On regardoit la salamandre comme l'amiante des animaux; & toute fabuleuse qu'en paroisse l'histoire, elle s'étoit si bien accréditée parmi les modernes, sur des mauvaises expériences, qu'on a été obligé de les répeter en divers lieux, pour en détromper le public. En France, par exemple, M. de Maupertuis n'a pas dédaigné de vérifier ce conte; quelque honteux, dit - il lui - même, qu'il soit au physicien, de faire une expérience ridicule, c'est pourtant à ce prix qu'il doit acheter le droit de détruire certaines opinions, consacrées par des siecles: M. de Maupertuis a donc jetté plusieurs salamandres au feu: la plûpart y périrent sur le champ; quelques - unes eurent la force d'en sortir à demi - brûlées, mais elles ne purent résister à une seconde épreuve. [p. 535]

Cependant il arrive quelque chose d'assez singulier lorsqu'on brûle la salamandre.
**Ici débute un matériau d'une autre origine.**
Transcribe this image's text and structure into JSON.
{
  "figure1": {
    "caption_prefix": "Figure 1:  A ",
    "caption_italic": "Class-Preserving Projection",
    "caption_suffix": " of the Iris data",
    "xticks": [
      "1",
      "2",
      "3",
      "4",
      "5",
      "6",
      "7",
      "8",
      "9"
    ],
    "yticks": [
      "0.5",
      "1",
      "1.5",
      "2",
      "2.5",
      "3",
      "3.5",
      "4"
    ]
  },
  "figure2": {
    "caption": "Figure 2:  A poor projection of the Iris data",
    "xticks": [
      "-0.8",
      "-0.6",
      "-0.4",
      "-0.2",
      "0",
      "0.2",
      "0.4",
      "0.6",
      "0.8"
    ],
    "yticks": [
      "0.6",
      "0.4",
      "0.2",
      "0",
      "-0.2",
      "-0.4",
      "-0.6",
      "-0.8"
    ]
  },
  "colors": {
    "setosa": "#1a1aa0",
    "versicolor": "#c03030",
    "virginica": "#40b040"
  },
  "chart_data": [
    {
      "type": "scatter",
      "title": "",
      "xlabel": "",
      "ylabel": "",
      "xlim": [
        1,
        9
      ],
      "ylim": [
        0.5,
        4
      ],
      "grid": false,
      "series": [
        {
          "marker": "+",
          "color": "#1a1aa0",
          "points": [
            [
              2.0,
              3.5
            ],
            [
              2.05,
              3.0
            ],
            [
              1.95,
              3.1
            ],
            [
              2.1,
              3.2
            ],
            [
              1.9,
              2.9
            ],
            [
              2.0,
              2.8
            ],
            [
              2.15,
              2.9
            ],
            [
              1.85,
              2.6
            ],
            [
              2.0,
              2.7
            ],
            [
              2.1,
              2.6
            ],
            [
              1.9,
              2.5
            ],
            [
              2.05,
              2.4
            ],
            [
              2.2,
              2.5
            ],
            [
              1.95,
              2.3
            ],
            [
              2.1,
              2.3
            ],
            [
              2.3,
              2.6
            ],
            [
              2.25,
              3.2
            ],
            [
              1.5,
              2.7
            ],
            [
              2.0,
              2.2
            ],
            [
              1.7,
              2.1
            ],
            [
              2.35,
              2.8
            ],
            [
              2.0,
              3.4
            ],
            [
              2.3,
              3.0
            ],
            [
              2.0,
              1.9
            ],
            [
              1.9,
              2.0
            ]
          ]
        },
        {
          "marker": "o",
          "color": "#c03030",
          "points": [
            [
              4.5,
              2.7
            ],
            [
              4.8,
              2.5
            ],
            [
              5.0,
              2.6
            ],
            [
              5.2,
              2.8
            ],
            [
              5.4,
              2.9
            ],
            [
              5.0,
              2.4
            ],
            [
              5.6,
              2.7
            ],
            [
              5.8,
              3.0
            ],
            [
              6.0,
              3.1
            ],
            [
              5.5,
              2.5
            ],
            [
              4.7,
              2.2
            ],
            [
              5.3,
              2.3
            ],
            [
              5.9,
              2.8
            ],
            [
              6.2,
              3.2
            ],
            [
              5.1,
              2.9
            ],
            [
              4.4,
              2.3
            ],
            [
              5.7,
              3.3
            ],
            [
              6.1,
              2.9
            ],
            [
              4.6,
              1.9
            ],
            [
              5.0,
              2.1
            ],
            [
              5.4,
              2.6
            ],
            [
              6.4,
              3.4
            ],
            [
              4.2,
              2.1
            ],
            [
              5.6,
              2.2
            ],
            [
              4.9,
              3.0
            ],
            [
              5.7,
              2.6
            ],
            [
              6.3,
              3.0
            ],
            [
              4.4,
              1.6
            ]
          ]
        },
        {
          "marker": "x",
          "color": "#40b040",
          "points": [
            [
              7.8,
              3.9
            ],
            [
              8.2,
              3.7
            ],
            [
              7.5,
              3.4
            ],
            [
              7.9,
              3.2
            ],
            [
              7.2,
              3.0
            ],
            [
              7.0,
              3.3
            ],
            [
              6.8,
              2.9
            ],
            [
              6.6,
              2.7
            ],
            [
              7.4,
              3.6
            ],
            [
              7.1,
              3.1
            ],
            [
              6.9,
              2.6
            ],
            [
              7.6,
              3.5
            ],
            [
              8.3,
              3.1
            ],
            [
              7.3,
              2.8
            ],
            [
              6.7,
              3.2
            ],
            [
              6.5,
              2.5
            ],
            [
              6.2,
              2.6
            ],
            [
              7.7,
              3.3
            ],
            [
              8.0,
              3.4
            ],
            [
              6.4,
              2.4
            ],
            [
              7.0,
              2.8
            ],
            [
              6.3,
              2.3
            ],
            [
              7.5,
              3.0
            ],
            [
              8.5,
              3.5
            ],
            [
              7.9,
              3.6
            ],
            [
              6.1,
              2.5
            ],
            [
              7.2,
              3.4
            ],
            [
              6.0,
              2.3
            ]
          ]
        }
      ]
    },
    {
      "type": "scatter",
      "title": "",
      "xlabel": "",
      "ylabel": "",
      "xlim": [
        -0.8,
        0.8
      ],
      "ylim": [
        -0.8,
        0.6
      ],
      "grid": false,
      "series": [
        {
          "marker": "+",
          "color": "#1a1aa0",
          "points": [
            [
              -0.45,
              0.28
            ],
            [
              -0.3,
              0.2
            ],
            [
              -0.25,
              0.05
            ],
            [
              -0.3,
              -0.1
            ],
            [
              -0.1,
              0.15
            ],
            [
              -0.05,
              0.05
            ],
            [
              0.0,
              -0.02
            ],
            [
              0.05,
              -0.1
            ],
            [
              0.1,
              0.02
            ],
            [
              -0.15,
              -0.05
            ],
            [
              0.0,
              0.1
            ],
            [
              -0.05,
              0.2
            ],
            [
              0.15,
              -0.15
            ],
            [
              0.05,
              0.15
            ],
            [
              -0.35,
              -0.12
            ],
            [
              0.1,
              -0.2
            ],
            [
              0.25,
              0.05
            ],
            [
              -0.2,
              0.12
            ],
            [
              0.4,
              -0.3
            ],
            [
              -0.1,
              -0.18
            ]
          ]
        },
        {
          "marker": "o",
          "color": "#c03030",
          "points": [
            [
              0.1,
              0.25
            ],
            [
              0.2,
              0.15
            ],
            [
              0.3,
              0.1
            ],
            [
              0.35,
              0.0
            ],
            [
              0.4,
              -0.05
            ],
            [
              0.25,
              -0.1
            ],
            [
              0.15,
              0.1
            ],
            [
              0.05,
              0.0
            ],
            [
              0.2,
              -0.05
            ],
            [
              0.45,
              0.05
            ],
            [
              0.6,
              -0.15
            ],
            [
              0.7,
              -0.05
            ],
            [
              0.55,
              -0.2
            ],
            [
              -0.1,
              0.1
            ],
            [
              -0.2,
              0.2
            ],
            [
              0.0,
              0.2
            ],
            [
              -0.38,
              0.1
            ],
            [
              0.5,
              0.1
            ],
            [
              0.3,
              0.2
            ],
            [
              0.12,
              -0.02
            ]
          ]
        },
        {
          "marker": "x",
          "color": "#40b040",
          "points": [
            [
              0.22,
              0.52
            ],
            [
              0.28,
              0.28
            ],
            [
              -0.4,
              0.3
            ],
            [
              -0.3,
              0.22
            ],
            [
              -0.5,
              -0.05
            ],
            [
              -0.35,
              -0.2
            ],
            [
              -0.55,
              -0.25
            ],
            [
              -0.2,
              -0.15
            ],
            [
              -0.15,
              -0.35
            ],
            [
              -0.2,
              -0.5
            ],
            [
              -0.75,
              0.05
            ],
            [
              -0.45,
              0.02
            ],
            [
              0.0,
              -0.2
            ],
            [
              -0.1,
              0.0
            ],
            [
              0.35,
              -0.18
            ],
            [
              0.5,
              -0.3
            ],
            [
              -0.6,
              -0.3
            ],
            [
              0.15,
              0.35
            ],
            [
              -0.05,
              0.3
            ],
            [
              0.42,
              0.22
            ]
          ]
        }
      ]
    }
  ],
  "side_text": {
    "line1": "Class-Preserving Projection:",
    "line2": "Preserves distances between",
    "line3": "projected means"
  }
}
A peine est - elle sur le feu, qu'elle paroît couverte de ce lait dont nous avons parlé, qui se raréfiant à la chaleur, ne peut plus être contenu dans ses petits réservoirs; il s'échape de tous côtés, mais en abondance sur la tête, & sur tous les mamelons, & se durcit d'abord, quelquefois en forme de perles.

C'est cet écoulement qui a vraissemblablement donné lieu à la fable de la salamandre; toutefois il s'en faut beaucoup, que le lait dont il s'agit ici, sorte en assez grande quantité, pour éteindre le moindre feu; mais il y a eu des tems, où il n'en falloit guere davantage, pour faire un animal incombustible. Ainsi, l'on auroit dû fe dispenser de rapporter dans les Transactions philosophiques, n°. 21. & dans l'abrégé de Lowthorp, vol. II. p. 86. la fausse expérience du chevalier Corvini, faite à Rome, sur une salamandre d'Italie, qui se garantit, dit - on, de la violence du feu deux sois de suite; la seconde fois pendant deux heures, & vécut encore pendant neuf mois depuis ce tems - là. Les ouvrages des sociétés, & sur - tout des sociétés de l'ordre de celles d'Angleterre, doivent avoir pour objet de nous préserver des préjugés, bien loin d'en étendre le cours.

Elle vit au contraire dans l'eau glacée. Non - seulement les salamandres ne vivent pas dans le feu, mais tout au contraire, elles vivent ordinairement, & pendant assez long - tems, dans l'eau qui s'est glacée par le froid. A mesure que l'eau dégele, on les voit expirer plus d'air que d'ordinaire, parce qu'elles en avoient fait une plus grande provision dans leurs poumons, tandis que l'eau se geloit. On dit qu'on a trouvé quelquefois en été dans des morceaux de glaces, tirées des glacieres, des grenouilles qui vivoient encore: on rapporte aussi dans l'histoire de l'acad. des Sciences, année 1719, qu'on a vu dans le tronc bien sec d'un arbre, un crapaud très - vivant, & très - agile. Si ces deux derniers faits, qui sont peut - être faux, se trouvent un jour confirmés, cette propriété seroit commune à ces différens animaux.

Elle subsiste long tems sans manger. Les salamandres peuvent vivre plus de six mois sans manger, comme M. du Fay l'a expérimenté. Ce n'est pas qu'il eût dessein de les priver d'alimens, pour éprouver leur sobriété, mais il ne savoit de quoi les nourrir. Tout - au - plus elles se sont quelquefois accommodées ou de mouches à demi - mortes, ou de la plante nommée lentille aquatique, ou de ce frai de grenouille, dont naissent ces petits lésards noirs, auxquels on voit pousser les pattes, dans le tems qu'ils ne sont pas plus gros que des lentilles, mais tout cela, elles le prenoient sans avidité, & s'en passoient bien.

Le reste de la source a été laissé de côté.